What once was a fallen industry is now back in business. For the first time since 1973, the United States is the largest producer of crude oil in the world. Ever since congress lifted the 40-year ban on exporting crude oil in 2015, exports have been on the rise. The U.S. now ships all over the world to South America, Europe and areas of Asia. Research by the U.S. Energy Information Administration (https://www.eia.gov/todayinenergy/detail.php?id=38152) predicts that the U.S. will export more energy than it imports by 2020 thanks to increases in crude oil and natural gas production.
Earlier in 2018, the U.S. surpasses Russia and Saudi Arabia to become the world’s largest producer of crude oil. The EIA predicts that U.S. oil production will remain higher than that of Russia and Saudi Arabia. Production is predicted to continue to grow and remain above 14.0 million barrels per day through 2040. By 2020, the U.S. will be a net exporter of petroleum liquids as crude oil production increases and domestic consumption of oil decreases.
The growing production can be attributed to the U.S. shale oil boom. The Permian Basin of West Texas and New Mexico is giving Saudi Arabia’s Ghawar oil field a run for its money. Large oil companies like BP and ExxonMobil have spent billions of dollars to get into the hydraulic fracturing business within the Permian Basin.
Hydraulic fracturing, also known as ‘fracking’, allows for extraction of oils that couldn’t be reached before the technology. Fracking uses a high-pressure water mixture to drill into shale rock underground, releasing the gas inside. Not only is it effective, it has also significantly declined the cost of drilling.

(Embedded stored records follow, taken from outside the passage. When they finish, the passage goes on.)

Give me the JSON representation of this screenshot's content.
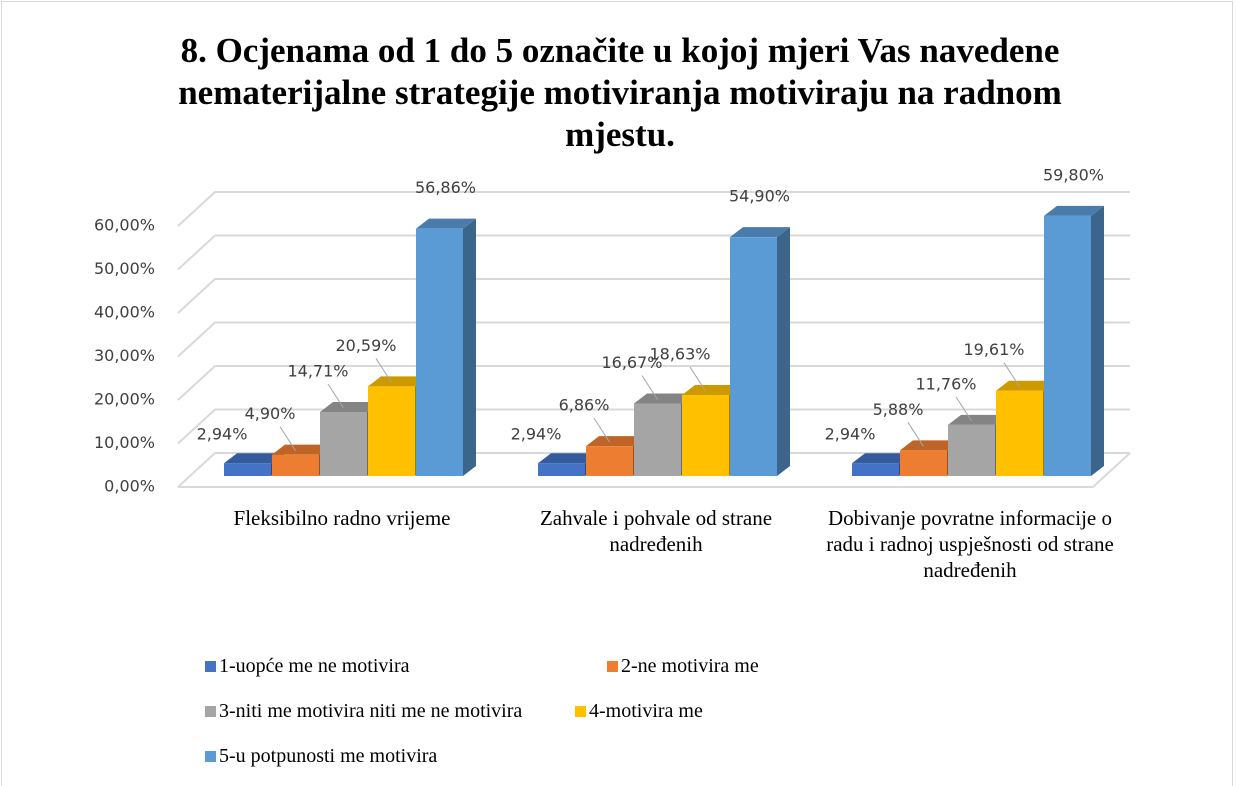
{
  "chart_data": {
    "type": "bar3d",
    "title": "8. Ocjenama od 1 do 5 označite u kojoj mjeri Vas navedene nematerijalne strategije motiviranja motiviraju na radnom mjestu.",
    "categories": [
      "Fleksibilno radno vrijeme",
      "Zahvale i pohvale od strane nadređenih",
      "Dobivanje povratne informacije o radu i radnoj uspješnosti od strane nadređenih"
    ],
    "series": [
      {
        "name": "1-uopće me ne motivira",
        "color": "#4472c4",
        "values": [
          2.94,
          2.94,
          2.94
        ],
        "value_labels": [
          "2,94%",
          "2,94%",
          "2,94%"
        ]
      },
      {
        "name": "2-ne motivira me",
        "color": "#ed7d31",
        "values": [
          4.9,
          6.86,
          5.88
        ],
        "value_labels": [
          "4,90%",
          "6,86%",
          "5,88%"
        ]
      },
      {
        "name": "3-niti me motivira niti me ne motivira",
        "color": "#a5a5a5",
        "values": [
          14.71,
          16.67,
          11.76
        ],
        "value_labels": [
          "14,71%",
          "16,67%",
          "11,76%"
        ]
      },
      {
        "name": "4-motivira me",
        "color": "#ffc000",
        "values": [
          20.59,
          18.63,
          19.61
        ],
        "value_labels": [
          "20,59%",
          "18,63%",
          "19,61%"
        ]
      },
      {
        "name": "5-u potpunosti me motivira",
        "color": "#5b9bd5",
        "values": [
          56.86,
          54.9,
          59.8
        ],
        "value_labels": [
          "56,86%",
          "54,90%",
          "59,80%"
        ]
      }
    ],
    "ylim": [
      0,
      60
    ],
    "yticks": [
      {
        "value": 0,
        "label": "0,00%"
      },
      {
        "value": 10,
        "label": "10,00%"
      },
      {
        "value": 20,
        "label": "20,00%"
      },
      {
        "value": 30,
        "label": "30,00%"
      },
      {
        "value": 40,
        "label": "40,00%"
      },
      {
        "value": 50,
        "label": "50,00%"
      },
      {
        "value": 60,
        "label": "60,00%"
      }
    ],
    "grid": true,
    "legend": "bottom"
  }
}
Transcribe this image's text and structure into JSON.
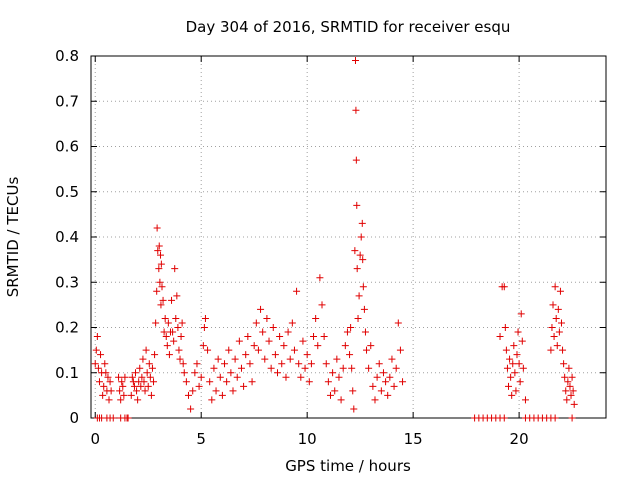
{
  "chart_data": {
    "type": "scatter",
    "title": "Day 304 of 2016, SRMTID for receiver esqu",
    "xlabel": "GPS time / hours",
    "ylabel": "SRMTID / TECUs",
    "xlim": [
      -0.2,
      24.1
    ],
    "ylim": [
      0,
      0.8
    ],
    "x_ticks": [
      0,
      5,
      10,
      15,
      20
    ],
    "x_tick_labels": [
      "0",
      "5",
      "10",
      "15",
      "20"
    ],
    "y_ticks": [
      0,
      0.1,
      0.2,
      0.3,
      0.4,
      0.5,
      0.6,
      0.7,
      0.8
    ],
    "y_tick_labels": [
      "0",
      "0.1",
      "0.2",
      "0.3",
      "0.4",
      "0.5",
      "0.6",
      "0.7",
      "0.8"
    ],
    "grid": true,
    "marker": "+",
    "color": "#e00000",
    "series": [
      {
        "name": "SRMTID",
        "points": [
          [
            0.0,
            0.12
          ],
          [
            0.05,
            0.15
          ],
          [
            0.1,
            0.18
          ],
          [
            0.15,
            0.11
          ],
          [
            0.2,
            0.08
          ],
          [
            0.25,
            0.14
          ],
          [
            0.3,
            0.1
          ],
          [
            0.35,
            0.05
          ],
          [
            0.4,
            0.07
          ],
          [
            0.45,
            0.12
          ],
          [
            0.5,
            0.1
          ],
          [
            0.55,
            0.06
          ],
          [
            0.6,
            0.09
          ],
          [
            0.65,
            0.04
          ],
          [
            0.7,
            0.08
          ],
          [
            0.75,
            0.06
          ],
          [
            0.1,
            0.0
          ],
          [
            0.2,
            0.0
          ],
          [
            0.3,
            0.0
          ],
          [
            0.55,
            0.0
          ],
          [
            0.7,
            0.0
          ],
          [
            0.85,
            0.0
          ],
          [
            1.2,
            0.0
          ],
          [
            1.4,
            0.0
          ],
          [
            1.5,
            0.0
          ],
          [
            1.55,
            0.0
          ],
          [
            1.1,
            0.09
          ],
          [
            1.15,
            0.06
          ],
          [
            1.2,
            0.04
          ],
          [
            1.25,
            0.08
          ],
          [
            1.3,
            0.07
          ],
          [
            1.35,
            0.05
          ],
          [
            1.4,
            0.09
          ],
          [
            1.7,
            0.05
          ],
          [
            1.75,
            0.09
          ],
          [
            1.8,
            0.08
          ],
          [
            1.85,
            0.07
          ],
          [
            1.9,
            0.1
          ],
          [
            1.95,
            0.06
          ],
          [
            2.0,
            0.04
          ],
          [
            2.05,
            0.08
          ],
          [
            2.1,
            0.11
          ],
          [
            2.15,
            0.07
          ],
          [
            2.2,
            0.09
          ],
          [
            2.25,
            0.13
          ],
          [
            2.3,
            0.08
          ],
          [
            2.35,
            0.06
          ],
          [
            2.4,
            0.15
          ],
          [
            2.45,
            0.1
          ],
          [
            2.5,
            0.07
          ],
          [
            2.55,
            0.12
          ],
          [
            2.6,
            0.09
          ],
          [
            2.65,
            0.05
          ],
          [
            2.7,
            0.11
          ],
          [
            2.75,
            0.08
          ],
          [
            2.8,
            0.14
          ],
          [
            2.85,
            0.21
          ],
          [
            2.9,
            0.28
          ],
          [
            2.92,
            0.42
          ],
          [
            2.95,
            0.37
          ],
          [
            3.0,
            0.33
          ],
          [
            3.02,
            0.38
          ],
          [
            3.05,
            0.3
          ],
          [
            3.08,
            0.36
          ],
          [
            3.1,
            0.25
          ],
          [
            3.12,
            0.34
          ],
          [
            3.15,
            0.29
          ],
          [
            3.2,
            0.26
          ],
          [
            3.25,
            0.19
          ],
          [
            3.3,
            0.22
          ],
          [
            3.35,
            0.18
          ],
          [
            3.4,
            0.16
          ],
          [
            3.45,
            0.21
          ],
          [
            3.5,
            0.14
          ],
          [
            3.55,
            0.19
          ],
          [
            3.6,
            0.26
          ],
          [
            3.65,
            0.19
          ],
          [
            3.7,
            0.17
          ],
          [
            3.75,
            0.33
          ],
          [
            3.8,
            0.22
          ],
          [
            3.85,
            0.27
          ],
          [
            3.9,
            0.2
          ],
          [
            3.95,
            0.15
          ],
          [
            4.0,
            0.13
          ],
          [
            4.05,
            0.18
          ],
          [
            4.1,
            0.21
          ],
          [
            4.15,
            0.12
          ],
          [
            4.2,
            0.1
          ],
          [
            4.3,
            0.08
          ],
          [
            4.4,
            0.05
          ],
          [
            4.5,
            0.02
          ],
          [
            4.6,
            0.06
          ],
          [
            4.7,
            0.1
          ],
          [
            4.8,
            0.12
          ],
          [
            4.9,
            0.07
          ],
          [
            5.0,
            0.09
          ],
          [
            5.1,
            0.16
          ],
          [
            5.15,
            0.2
          ],
          [
            5.2,
            0.22
          ],
          [
            5.3,
            0.15
          ],
          [
            5.4,
            0.08
          ],
          [
            5.5,
            0.04
          ],
          [
            5.6,
            0.11
          ],
          [
            5.7,
            0.06
          ],
          [
            5.8,
            0.13
          ],
          [
            5.9,
            0.09
          ],
          [
            6.0,
            0.05
          ],
          [
            6.1,
            0.12
          ],
          [
            6.2,
            0.08
          ],
          [
            6.3,
            0.15
          ],
          [
            6.4,
            0.1
          ],
          [
            6.5,
            0.06
          ],
          [
            6.6,
            0.13
          ],
          [
            6.7,
            0.09
          ],
          [
            6.8,
            0.17
          ],
          [
            6.9,
            0.11
          ],
          [
            7.0,
            0.07
          ],
          [
            7.1,
            0.14
          ],
          [
            7.2,
            0.18
          ],
          [
            7.3,
            0.12
          ],
          [
            7.4,
            0.08
          ],
          [
            7.5,
            0.16
          ],
          [
            7.6,
            0.21
          ],
          [
            7.7,
            0.15
          ],
          [
            7.8,
            0.24
          ],
          [
            7.9,
            0.19
          ],
          [
            8.0,
            0.13
          ],
          [
            8.1,
            0.22
          ],
          [
            8.2,
            0.17
          ],
          [
            8.3,
            0.11
          ],
          [
            8.4,
            0.2
          ],
          [
            8.5,
            0.14
          ],
          [
            8.6,
            0.1
          ],
          [
            8.7,
            0.18
          ],
          [
            8.8,
            0.12
          ],
          [
            8.9,
            0.16
          ],
          [
            9.0,
            0.09
          ],
          [
            9.1,
            0.19
          ],
          [
            9.2,
            0.13
          ],
          [
            9.3,
            0.21
          ],
          [
            9.4,
            0.15
          ],
          [
            9.5,
            0.28
          ],
          [
            9.6,
            0.12
          ],
          [
            9.7,
            0.09
          ],
          [
            9.8,
            0.17
          ],
          [
            9.9,
            0.11
          ],
          [
            10.0,
            0.14
          ],
          [
            10.1,
            0.08
          ],
          [
            10.2,
            0.12
          ],
          [
            10.3,
            0.18
          ],
          [
            10.4,
            0.22
          ],
          [
            10.5,
            0.16
          ],
          [
            10.6,
            0.31
          ],
          [
            10.7,
            0.25
          ],
          [
            10.8,
            0.18
          ],
          [
            10.9,
            0.12
          ],
          [
            11.0,
            0.08
          ],
          [
            11.1,
            0.05
          ],
          [
            11.2,
            0.1
          ],
          [
            11.3,
            0.06
          ],
          [
            11.4,
            0.13
          ],
          [
            11.5,
            0.09
          ],
          [
            11.6,
            0.04
          ],
          [
            11.7,
            0.11
          ],
          [
            11.8,
            0.16
          ],
          [
            11.9,
            0.19
          ],
          [
            12.0,
            0.14
          ],
          [
            12.05,
            0.2
          ],
          [
            12.1,
            0.11
          ],
          [
            12.15,
            0.06
          ],
          [
            12.2,
            0.02
          ],
          [
            12.25,
            0.37
          ],
          [
            12.28,
            0.79
          ],
          [
            12.3,
            0.68
          ],
          [
            12.32,
            0.57
          ],
          [
            12.34,
            0.47
          ],
          [
            12.36,
            0.33
          ],
          [
            12.4,
            0.22
          ],
          [
            12.45,
            0.27
          ],
          [
            12.5,
            0.36
          ],
          [
            12.55,
            0.4
          ],
          [
            12.6,
            0.43
          ],
          [
            12.62,
            0.35
          ],
          [
            12.65,
            0.29
          ],
          [
            12.7,
            0.24
          ],
          [
            12.75,
            0.19
          ],
          [
            12.8,
            0.15
          ],
          [
            12.9,
            0.11
          ],
          [
            13.0,
            0.16
          ],
          [
            13.1,
            0.07
          ],
          [
            13.2,
            0.04
          ],
          [
            13.3,
            0.09
          ],
          [
            13.4,
            0.12
          ],
          [
            13.5,
            0.06
          ],
          [
            13.6,
            0.1
          ],
          [
            13.7,
            0.08
          ],
          [
            13.8,
            0.05
          ],
          [
            13.9,
            0.09
          ],
          [
            14.0,
            0.13
          ],
          [
            14.1,
            0.07
          ],
          [
            14.2,
            0.11
          ],
          [
            14.3,
            0.21
          ],
          [
            14.4,
            0.15
          ],
          [
            14.5,
            0.08
          ],
          [
            17.9,
            0.0
          ],
          [
            18.1,
            0.0
          ],
          [
            18.3,
            0.0
          ],
          [
            18.5,
            0.0
          ],
          [
            18.7,
            0.0
          ],
          [
            18.9,
            0.0
          ],
          [
            19.1,
            0.0
          ],
          [
            19.3,
            0.0
          ],
          [
            20.3,
            0.0
          ],
          [
            20.5,
            0.0
          ],
          [
            20.7,
            0.0
          ],
          [
            20.9,
            0.0
          ],
          [
            21.1,
            0.0
          ],
          [
            21.3,
            0.0
          ],
          [
            21.5,
            0.0
          ],
          [
            21.7,
            0.0
          ],
          [
            22.5,
            0.0
          ],
          [
            19.1,
            0.18
          ],
          [
            19.2,
            0.29
          ],
          [
            19.3,
            0.29
          ],
          [
            19.35,
            0.2
          ],
          [
            19.4,
            0.15
          ],
          [
            19.45,
            0.11
          ],
          [
            19.5,
            0.07
          ],
          [
            19.55,
            0.13
          ],
          [
            19.6,
            0.09
          ],
          [
            19.65,
            0.05
          ],
          [
            19.7,
            0.12
          ],
          [
            19.75,
            0.16
          ],
          [
            19.8,
            0.1
          ],
          [
            19.85,
            0.06
          ],
          [
            19.9,
            0.14
          ],
          [
            19.95,
            0.19
          ],
          [
            20.0,
            0.12
          ],
          [
            20.05,
            0.08
          ],
          [
            20.1,
            0.23
          ],
          [
            20.15,
            0.17
          ],
          [
            20.2,
            0.11
          ],
          [
            20.3,
            0.04
          ],
          [
            21.5,
            0.15
          ],
          [
            21.55,
            0.2
          ],
          [
            21.6,
            0.25
          ],
          [
            21.65,
            0.18
          ],
          [
            21.7,
            0.29
          ],
          [
            21.75,
            0.22
          ],
          [
            21.8,
            0.16
          ],
          [
            21.85,
            0.24
          ],
          [
            21.9,
            0.19
          ],
          [
            21.95,
            0.28
          ],
          [
            22.0,
            0.21
          ],
          [
            22.05,
            0.15
          ],
          [
            22.1,
            0.12
          ],
          [
            22.15,
            0.09
          ],
          [
            22.2,
            0.06
          ],
          [
            22.25,
            0.04
          ],
          [
            22.3,
            0.08
          ],
          [
            22.35,
            0.11
          ],
          [
            22.4,
            0.07
          ],
          [
            22.45,
            0.05
          ],
          [
            22.5,
            0.09
          ],
          [
            22.55,
            0.06
          ],
          [
            22.6,
            0.03
          ]
        ]
      }
    ]
  }
}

This has sent crude oil production soaring and has made the Permian Basin the second most productive oil field in the world after Ghawar. The basin will continue to be a large contributor to the American oil boom until the almost 50 billion barrels of crude oil are extracted.
As for natural gas, U.S. production hit a record high in 2018. Production grew by 10.0 billion cubic feet per day last year, an 11 percent increase from 2017. Net exports increased in 2018 along with production making the U.S. a net exporter of natural gas. U.S. natural gas is becoming competitive in global markets because of liquefied natural gas exports (LNG) to Canada and Mexico, which are estimated to increase until 2030 and remain stable for decades to come.